I believe that I stand among the very few who have consistently handled plaintiffs dental malpractice cases. Some of you reading this may already direct calls my way that you receive from disgruntled dental patients. But I suspect that the bulk of you have a well-established intake philosophy that instinctively turns away most of these callers. After all, plaintiffs lawyers who handle medical malpractice cases cling to the notion that the value of a dental malpractice case cannot possibly outweigh the case costs. Realistically, can any dental malpractice case yield a meaningful economic result for your firm or the prospective client? I implore each of you to keep reading and, in the future, be less inclined to hit the proverbial “No” button when calls from the prospective clients complain of care received by a dental provider.

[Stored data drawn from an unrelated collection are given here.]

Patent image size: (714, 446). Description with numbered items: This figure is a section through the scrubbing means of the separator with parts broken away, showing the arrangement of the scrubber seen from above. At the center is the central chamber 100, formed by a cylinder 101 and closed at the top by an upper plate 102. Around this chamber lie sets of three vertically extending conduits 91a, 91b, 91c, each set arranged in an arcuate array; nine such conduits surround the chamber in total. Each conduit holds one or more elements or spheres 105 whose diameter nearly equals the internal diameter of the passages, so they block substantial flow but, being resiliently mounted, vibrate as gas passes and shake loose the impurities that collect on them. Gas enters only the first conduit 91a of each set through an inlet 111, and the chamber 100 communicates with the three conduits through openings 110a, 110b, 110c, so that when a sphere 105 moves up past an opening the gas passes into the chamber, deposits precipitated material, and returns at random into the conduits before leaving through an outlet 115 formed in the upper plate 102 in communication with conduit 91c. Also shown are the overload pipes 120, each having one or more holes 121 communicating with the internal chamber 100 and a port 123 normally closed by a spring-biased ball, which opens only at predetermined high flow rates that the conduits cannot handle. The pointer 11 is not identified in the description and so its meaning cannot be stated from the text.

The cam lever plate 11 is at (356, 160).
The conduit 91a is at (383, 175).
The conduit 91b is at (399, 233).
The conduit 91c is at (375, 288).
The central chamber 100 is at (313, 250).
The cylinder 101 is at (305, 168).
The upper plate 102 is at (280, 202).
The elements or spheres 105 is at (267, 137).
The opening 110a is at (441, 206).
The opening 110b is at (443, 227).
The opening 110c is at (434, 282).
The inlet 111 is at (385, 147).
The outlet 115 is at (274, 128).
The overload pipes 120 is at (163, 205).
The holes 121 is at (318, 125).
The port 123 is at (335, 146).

The dental cases that I have litigated over the last two decades have consistently produced six and even seven figure results. My practice niche was born from working with my then-husband, a board-certified Periodontist trained at the University of Pennsylvania, who spent tireless hours teaching me about things like tooth preservation, esthetic smile zones, occlusal surfaces, and the importance of the oral cavity. I learned about dental radiographs and their critical role in the practice of dentistry. I developed a complex understanding of general dentistry and how it differs from specialized dental practices including prosthodontics, endodontics, periodontics, orthodontics, and oral and maxillofacial surgery. Through trial and error, I cultivated a dental malpractice business model that has one very simplified mantra: the best dental cases are the ones that have nothing to do with teeth.